泽欢轻轻呼出一口气,将眼底翻涌的思绪尽数压下。
现在,先顾好眼前。
“好喝吗?”他问任念,声音是他自己都未曾察觉的温柔。
“嗯,暖暖的。”任念点点头,对他露出一个依赖的笑容。
这个笑容,让他更加坚定了那个刚刚成形的念头。
无论会带来怎样的变化,念念的安全和舒适,必须放在第一位。
而沈瑶,或许是实现这一目标最合适的那把钥匙。
只是握着这把钥匙,打开那扇门之后,门后的风景,或许连他自己,也无法全然预料了。
此时,城市的另一边。
童唯兮拖着一个半旧的蓝色行李箱,吃力地从三楼往下走。
楼梯间狭窄昏暗,墙皮剥落,露出底下灰黑的水泥。
她住的这栋楼是九十年代的老建筑,没有电梯,楼道里弥漫着一股陈年的霉味和各家各户飘出的复杂气味。
她好不容易把行李箱拖到二楼转角平台,已经有些气喘。
冬天室外寒冷,但提着箱子上下楼,加上楼道不通风,她竟觉得有些闷热。
她今天穿了件贴身的米白色高领厚毛衣,下身是深蓝色的加绒牛仔裤和一双浅棕色的雪地靴,外面套了件卡其色长款羽绒服,此刻拉链敞开着。
这身打扮保暖,但确实笨重。
她停下来,用手背擦了擦额角细微的汗珠,准备一鼓作气下完最后一段楼梯。
“姐姐,需要帮忙吗?”
一个略显青涩的男声从下方传来。
童唯兮抬头,看见一个十六七岁模样的男生正站在楼梯拐角处,穿着蓝白校服外套,背着书包,看样子是刚放学。

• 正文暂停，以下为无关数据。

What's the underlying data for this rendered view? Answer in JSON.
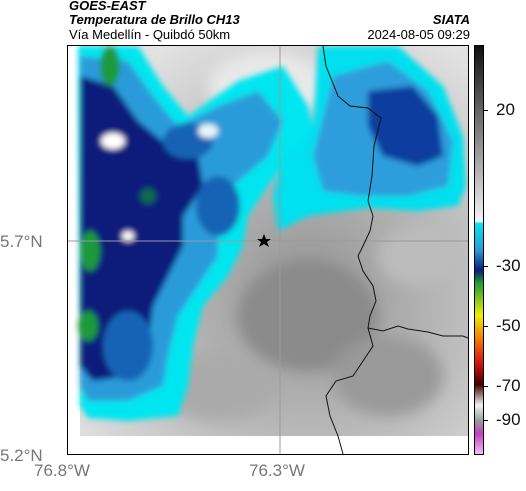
{
  "header": {
    "satellite": "GOES-EAST",
    "product": "Temperatura de Brillo CH13",
    "agency": "SIATA",
    "route": "Vía Medellín - Quibdó 50km",
    "timestamp": "2024-08-05 09:29"
  },
  "map": {
    "lat_labels": [
      "5.7°N",
      "5.2°N"
    ],
    "lon_labels": [
      "76.8°W",
      "76.3°W"
    ],
    "marker": "star-icon",
    "gridlines": true,
    "border_color": "#000000"
  },
  "colorbar": {
    "labels": [
      "20",
      "-30",
      "-50",
      "-70",
      "-90"
    ],
    "colors": {
      "warm_top": "#101010",
      "warm_bottom": "#f4f4f4",
      "cyan": "#00e6f0",
      "light_blue": "#2a9bd9",
      "dark_blue": "#0a1e7a",
      "green": "#1a9a3a",
      "yellow": "#f0f000",
      "orange": "#f07800",
      "red": "#d01010",
      "dark_red": "#400000",
      "magenta": "#c040c0"
    }
  }
}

他个子不高,身材单薄,头发有点长,眼睛在昏暗的光线下看不太清情绪。
童唯兮的第一反应是松了口气,甚至有点感激。
这箱子确实不轻,有人搭把手能省不少力。
她下意识地扬起一个礼貌但略带疲惫的笑容:“谢谢啊同学,是有点重……”
“我来帮你拿下去吧。”男生说着,已经快步走了上来,伸手就去抓行李箱的拉杆。
他的动作有些急切,手指在碰到拉杆时,几乎蹭到了童唯兮还没来得及完全松开的手。
“啊,小心……”童唯兮本能地缩了一下手,行李箱的重量瞬间转移到男生手里。
男生似乎掂量了一下,咧嘴笑了笑:“没事,不重。姐姐你住三楼啊?我好像见过你。”
他一边说,一边提着箱子转身往下走,步伐比童唯兮自己拖时快了不少。
童唯兮跟在他身后,保持着一步的距离,客气地回应:“嗯,暂时住这儿。麻烦你了。”
“不麻烦,顺手的事。”男生走在前面,童唯兮看不到他的表情,但能感觉到他似乎放缓了脚步,不像刚才那么急了。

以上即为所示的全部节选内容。